Golf
First turn? PGA viewership is down. LIV event in Australia sold out in a day
While LIV Golf is making plans for the 2023 season, the PGA Tour has already played its new year a few weeks ago. Last week saw the traditional Houston Open, which was dominated by American Tony Finau with a total score of -16. In the background, however, the struggle to watch golf on TV is resigned, where the PGA is experiencing its first significant slump.
While LIV Golf is making plans for the 2023 season, the PGA Tour has already played its new year a few weeks ago. Last week saw the traditional Houston Open, which was dominated by American Tony Finau with a total score of -16. In the background, however, the struggle to watch golf on TV is resigned, where the PGA is experiencing its first significant slump.
Back in October, the portal First Sportz published that the viewership of the traditional PGA Tour is on a downward trend. Currently, the PGA does not even feature in the top 150 shows in the US, which has not been the case in recent years.
Now, the verified Twitter account LIV Golf Insider has weighed in on the interest issue, coming up with some surprising numbers from last week’s Houston Open. According to him, the tournament’s viewership dropped by as much as 40 percent compared to last year.
The average viewership in 2021 was somewhere around 222,000, but this year it’s only 133,000. The answer to this issue is supposedly to be found in the exodus of players from the PGA circuit who have decided to move their careers to an innovative venture called LIV Golf.
Names like Scottie Scheffler, Hideki Matsuyama, Justin Rose, and Jason Day have all appeared at the Houston Open. However, there were a number of players who relocated to LIV during the year. These include four golfers (Carlos Ortiz, Dustin Johnson, Talor Gooch and Brooks Koepka) who finished in the Top 5 in Houston last year.
A PGA fan will surely lean on the bald fact that this is still many times the number that one of the LIV tournaments had in the inaugural 2022 edition. LIV fans, on the other hand, will respond that the LIV events were not officially televised by any major U.S. television station, as is the case with the PGA, which will affect viewership quite substantially. Both sides will probably be right about something.
However, the outlook for the 2023 season is already a little more favorable for the LIV. It believes that just signing with a lucrative broadcaster will have a salutary effect on its viewership.

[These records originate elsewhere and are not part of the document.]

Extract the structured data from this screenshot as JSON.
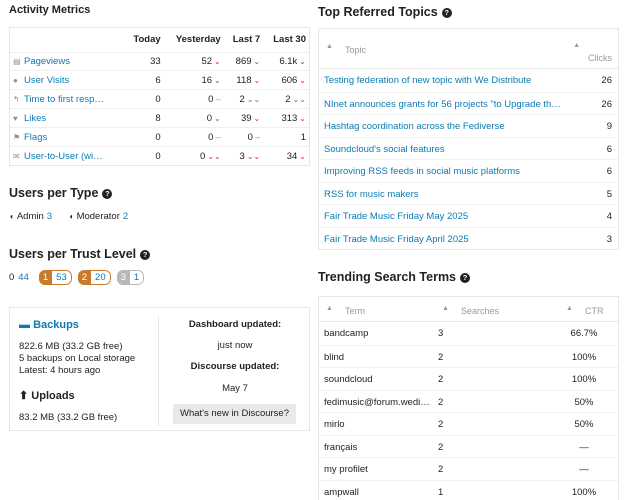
{
  "activity": {
    "title": "Activity Metrics",
    "headers": [
      "Today",
      "Yesterday",
      "Last 7",
      "Last 30"
    ],
    "rows": [
      {
        "icon": "file-icon",
        "label": "Pageviews",
        "today": "33",
        "yesterday": "52",
        "y_trend": "down",
        "last7": "869",
        "l7_trend": "down",
        "last30": "6.1k",
        "l30_trend": "down"
      },
      {
        "icon": "user-icon",
        "label": "User Visits",
        "today": "6",
        "yesterday": "16",
        "y_trend": "down",
        "last7": "118",
        "l7_trend": "down",
        "last30": "606",
        "l30_trend": "down"
      },
      {
        "icon": "reply-icon",
        "label": "Time to first resp…",
        "today": "0",
        "yesterday": "0",
        "y_trend": "flat",
        "last7": "2",
        "l7_trend": "up",
        "last30": "2",
        "l30_trend": "up"
      },
      {
        "icon": "heart-icon",
        "label": "Likes",
        "today": "8",
        "yesterday": "0",
        "y_trend": "down",
        "last7": "39",
        "l7_trend": "down",
        "last30": "313",
        "l30_trend": "down"
      },
      {
        "icon": "flag-icon",
        "label": "Flags",
        "today": "0",
        "yesterday": "0",
        "y_trend": "flat",
        "last7": "0",
        "l7_trend": "flat",
        "last30": "1",
        "l30_trend": "none"
      },
      {
        "icon": "envelope-icon",
        "label": "User-to-User (wi…",
        "today": "0",
        "yesterday": "0",
        "y_trend": "down2",
        "last7": "3",
        "l7_trend": "down2",
        "last30": "34",
        "l30_trend": "down"
      }
    ]
  },
  "users_per_type": {
    "title": "Users per Type",
    "items": [
      {
        "label": "Admin",
        "count": "3"
      },
      {
        "label": "Moderator",
        "count": "2"
      }
    ]
  },
  "users_per_trust": {
    "title": "Users per Trust Level",
    "levels": [
      {
        "level": "0",
        "count": "44",
        "color": ""
      },
      {
        "level": "1",
        "count": "53",
        "color": "#c97a2a"
      },
      {
        "level": "2",
        "count": "20",
        "color": "#c97a2a"
      },
      {
        "level": "3",
        "count": "1",
        "color": "#b8b8b8"
      }
    ]
  },
  "backups": {
    "title": "Backups",
    "size": "822.6 MB (33.2 GB free)",
    "count_line": "5 backups on Local storage",
    "latest": "Latest: 4 hours ago",
    "uploads_title": "Uploads",
    "uploads_size": "83.2 MB (33.2 GB free)",
    "dashboard_updated_label": "Dashboard updated:",
    "dashboard_updated_value": "just now",
    "discourse_updated_label": "Discourse updated:",
    "discourse_updated_value": "May 7",
    "whats_new_button": "What's new in Discourse?"
  },
  "top_referred": {
    "title": "Top Referred Topics",
    "col_topic": "Topic",
    "col_clicks": "Clicks",
    "rows": [
      {
        "topic": "Testing federation of new topic with We Distribute",
        "clicks": "26"
      },
      {
        "topic": "NInet announces grants for 56 projects \"to Upgrade the Internet\"",
        "clicks": "26"
      },
      {
        "topic": "Hashtag coordination across the Fediverse",
        "clicks": "9"
      },
      {
        "topic": "Soundcloud's social features",
        "clicks": "6"
      },
      {
        "topic": "Improving RSS feeds in social music platforms",
        "clicks": "6"
      },
      {
        "topic": "RSS for music makers",
        "clicks": "5"
      },
      {
        "topic": "Fair Trade Music Friday May 2025",
        "clicks": "4"
      },
      {
        "topic": "Fair Trade Music Friday April 2025",
        "clicks": "3"
      }
    ]
  },
  "trending_search": {
    "title": "Trending Search Terms",
    "col_term": "Term",
    "col_searches": "Searches",
    "col_ctr": "CTR",
    "rows": [
      {
        "term": "bandcamp",
        "searches": "3",
        "ctr": "66.7%"
      },
      {
        "term": "blind",
        "searches": "2",
        "ctr": "100%"
      },
      {
        "term": "soundcloud",
        "searches": "2",
        "ctr": "100%"
      },
      {
        "term": "fedimusic@forum.wedistribute.org",
        "searches": "2",
        "ctr": "50%"
      },
      {
        "term": "mirlo",
        "searches": "2",
        "ctr": "50%"
      },
      {
        "term": "français",
        "searches": "2",
        "ctr": "—"
      },
      {
        "term": "my profilet",
        "searches": "2",
        "ctr": "—"
      },
      {
        "term": "ampwall",
        "searches": "1",
        "ctr": "100%"
      }
    ]
  },
  "colors": {
    "link": "#0c7bb3",
    "down": "#d32f2f",
    "up": "#2e9c3a"
  }
}
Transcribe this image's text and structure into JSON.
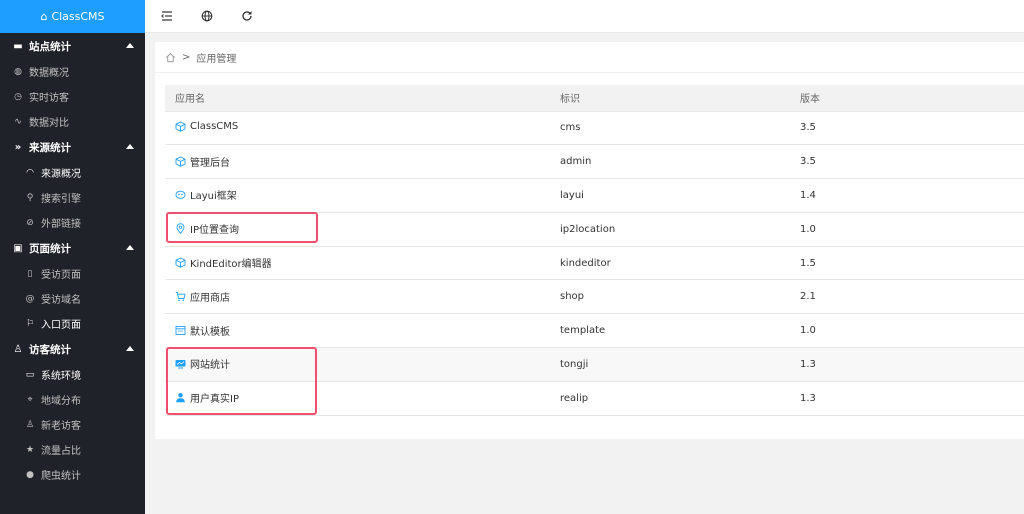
{
  "brand": {
    "name": "ClassCMS"
  },
  "sidebar": {
    "groups": [
      {
        "label": "站点统计",
        "icon": "monitor-icon",
        "items": [
          {
            "label": "数据概况",
            "icon": "globe-icon"
          },
          {
            "label": "实时访客",
            "icon": "clock-icon"
          },
          {
            "label": "数据对比",
            "icon": "pulse-icon"
          }
        ]
      },
      {
        "label": "来源统计",
        "icon": "double-chevron-icon",
        "items": [
          {
            "label": "来源概况",
            "icon": "gauge-icon"
          },
          {
            "label": "搜索引擎",
            "icon": "search-icon"
          },
          {
            "label": "外部链接",
            "icon": "link-icon"
          }
        ]
      },
      {
        "label": "页面统计",
        "icon": "layout-icon",
        "items": [
          {
            "label": "受访页面",
            "icon": "file-icon"
          },
          {
            "label": "受访域名",
            "icon": "at-icon"
          },
          {
            "label": "入口页面",
            "icon": "flag-icon"
          }
        ]
      },
      {
        "label": "访客统计",
        "icon": "user-icon",
        "items": [
          {
            "label": "系统环境",
            "icon": "display-icon"
          },
          {
            "label": "地域分布",
            "icon": "location-icon"
          },
          {
            "label": "新老访客",
            "icon": "users-icon"
          },
          {
            "label": "流量占比",
            "icon": "star-icon"
          },
          {
            "label": "爬虫统计",
            "icon": "android-icon"
          }
        ]
      }
    ]
  },
  "toolbar": {
    "menu_toggle": "menu-toggle-icon",
    "website": "globe-icon",
    "refresh": "refresh-icon"
  },
  "breadcrumb": {
    "separator": ">",
    "current": "应用管理"
  },
  "table": {
    "headers": [
      "应用名",
      "标识",
      "版本"
    ],
    "rows": [
      {
        "name": "ClassCMS",
        "id": "cms",
        "version": "3.5",
        "icon": "cube-icon"
      },
      {
        "name": "管理后台",
        "id": "admin",
        "version": "3.5",
        "icon": "cube-icon"
      },
      {
        "name": "Layui框架",
        "id": "layui",
        "version": "1.4",
        "icon": "layui-icon"
      },
      {
        "name": "IP位置查询",
        "id": "ip2location",
        "version": "1.0",
        "icon": "location-icon"
      },
      {
        "name": "KindEditor编辑器",
        "id": "kindeditor",
        "version": "1.5",
        "icon": "cube-icon"
      },
      {
        "name": "应用商店",
        "id": "shop",
        "version": "2.1",
        "icon": "cart-icon"
      },
      {
        "name": "默认模板",
        "id": "template",
        "version": "1.0",
        "icon": "template-icon"
      },
      {
        "name": "网站统计",
        "id": "tongji",
        "version": "1.3",
        "icon": "chart-icon"
      },
      {
        "name": "用户真实IP",
        "id": "realip",
        "version": "1.3",
        "icon": "person-icon"
      }
    ]
  },
  "colors": {
    "accent": "#1e9fff",
    "sidebar": "#20222a",
    "highlight": "#f0506e"
  }
}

However, before the two organisations engage in a direct battle for golf viewership in the US, the LIV refers to the interest in their product in the rest of the world, which is also important to them. This can be seen in the internationally diverse starting field.
LIV Golf also has a handful of players from Australia in its ranks, led by the biggest personality Cameron Smith, who gave the PGA the boot after the end of the last PGA season to be on the LIV side in just two weeks.
One of the LIV’s tournaments will be in Australia in April. While the battle for every spectator will be building up on the US soil, the event in Adelaide, Australia, is enjoying an extremely high level of interest. According to unofficial sources, fans were able to sell out the tournament in less than one day.
However, this may not be true as many people claim that tickets are still available and also that nowhere has the capacity of tickets available been released.
However, the official LIV account has confirmed the high demand for tickets, subsequently adding more tickets for all three days. This, too, illustrates the fact that there is a war going on between the PGA and the LIV even in the media world.